I am interested in the fundamental question of how groups (human and non-human) can find ways to self-organize, cooperate, and engage in successful collective action for the benefit of the common good. To do this I strive to understand how the institutions (formal and informal rules and norms) that govern social behavior, interplay with biophysical variables to shape social-ecological systems.

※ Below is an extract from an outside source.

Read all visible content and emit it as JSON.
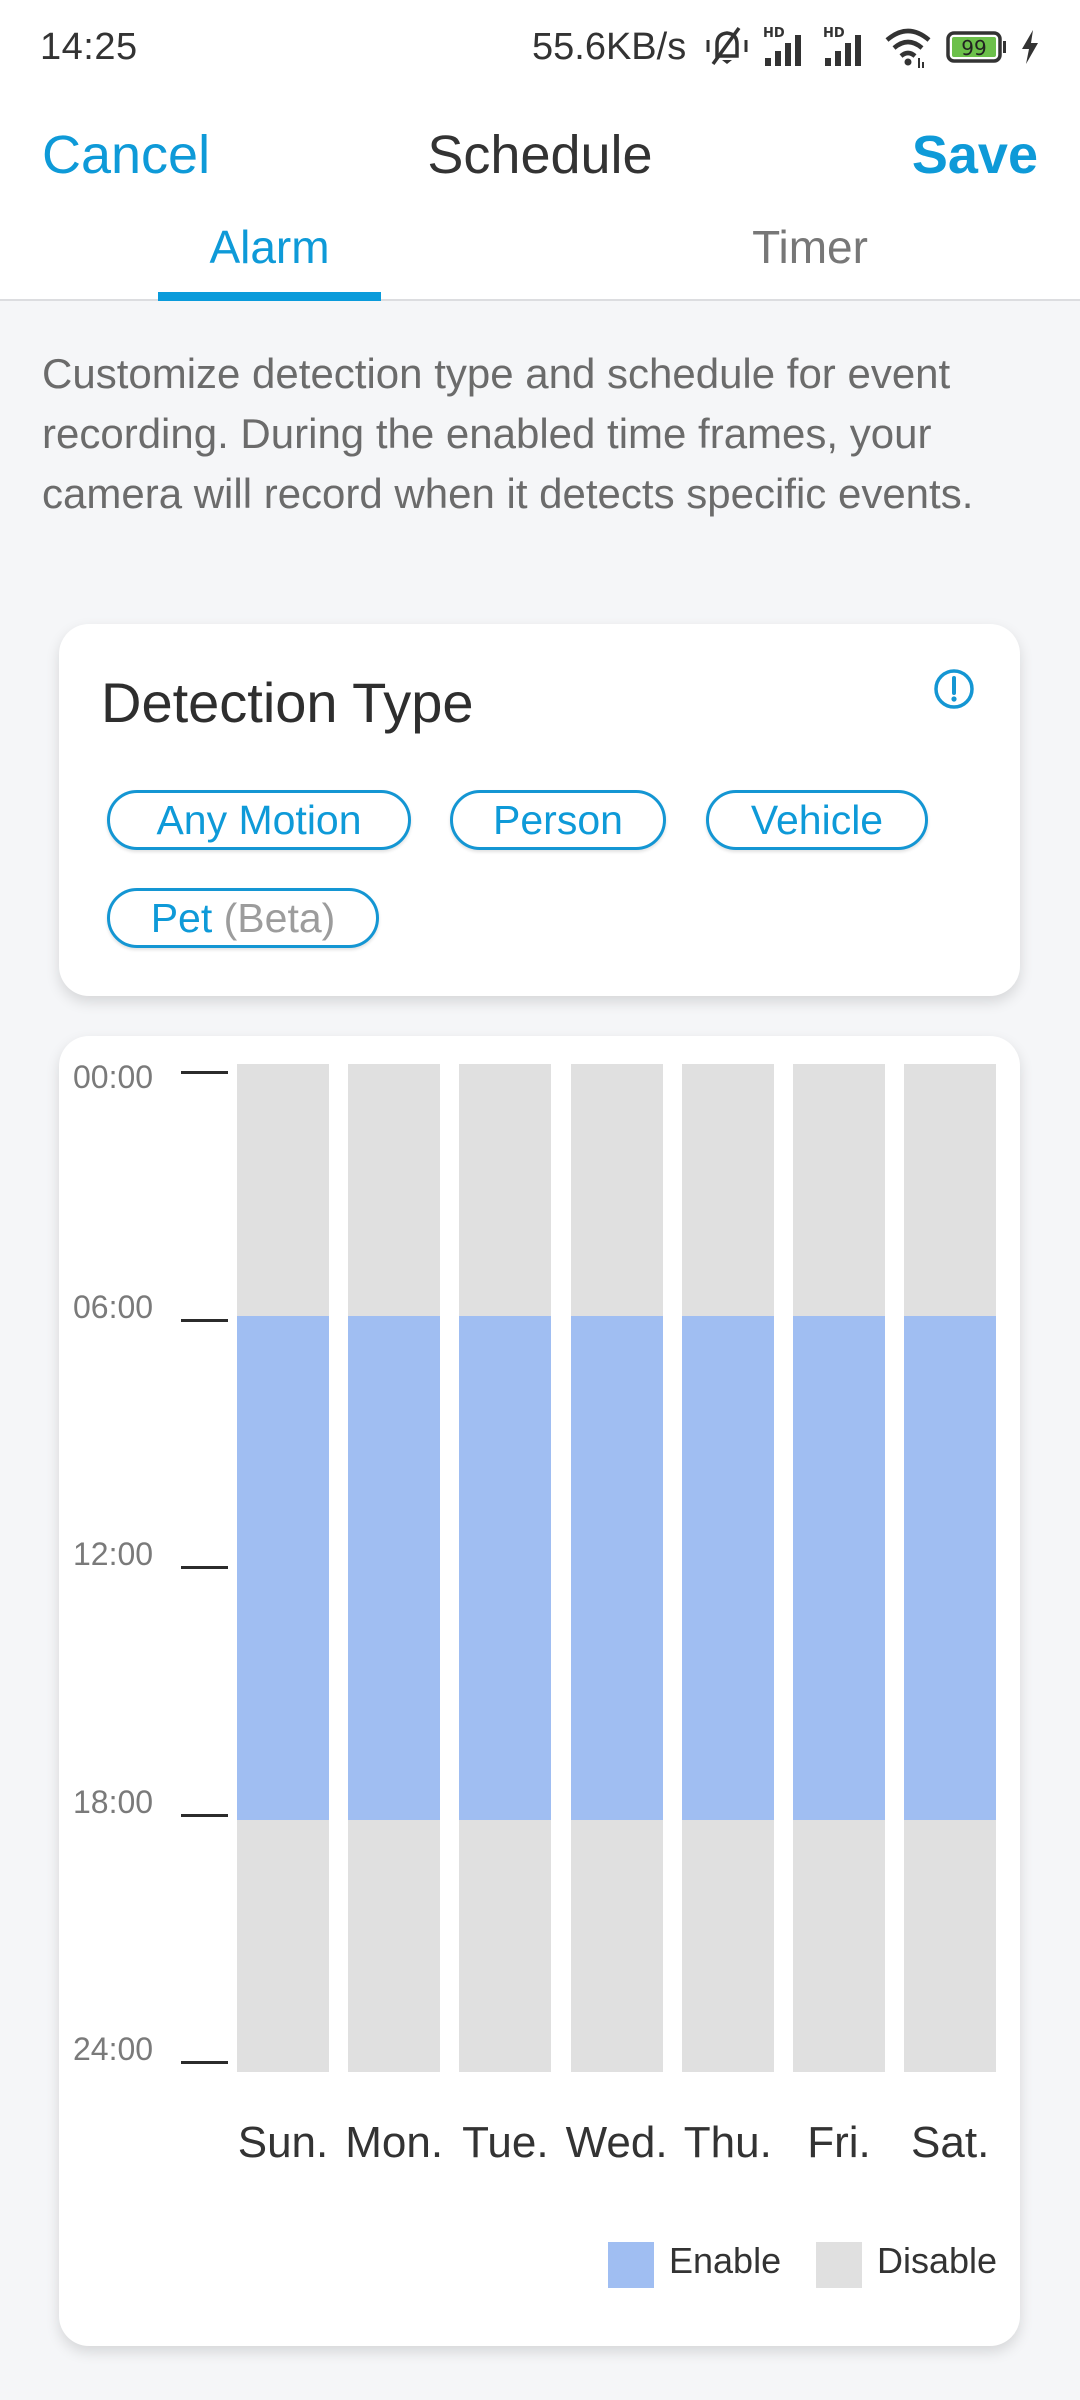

What kind of institutions are better able to govern complex-adaptive systems? and how can societies (large and small) develop robust institutions that provide enough flexibility for collective learning and adaptation over the long-term?

My academic and professional training is based on a deep conviction that it is through integrating different disciplinary perspectives and methods that we will be able to find solutions to challenging dilemmas in natural resources management, conservation, and environmental policy. Trained as a marine biologist, I completed a M.S in natural resources studying small-scale fisheries in the Gulf of California, Mexico. Realizing the need to bring social science theories into my work on common-pool resources sustainability, I earned an MPA and a Ph.D. in Management (with a minor in cultural anthropology) from the University of Arizona and under the supervision of Edella Schlager. Following I spent two years working with Elinor Ostrom, 2009 co-winner of the Nobel Prize in Economics, at the Workshop for Political Theory and Policy Analysis of Indiana University. Methodologically, I am familiar with a variety of quantitative and qualitative approaches and formally trained to conduct Qualitative Comparative Analysis (QCA or more recently fsQCA), that allows among other things, systematic comparisons of middle range N sample sizes and address issues of multiple-causality.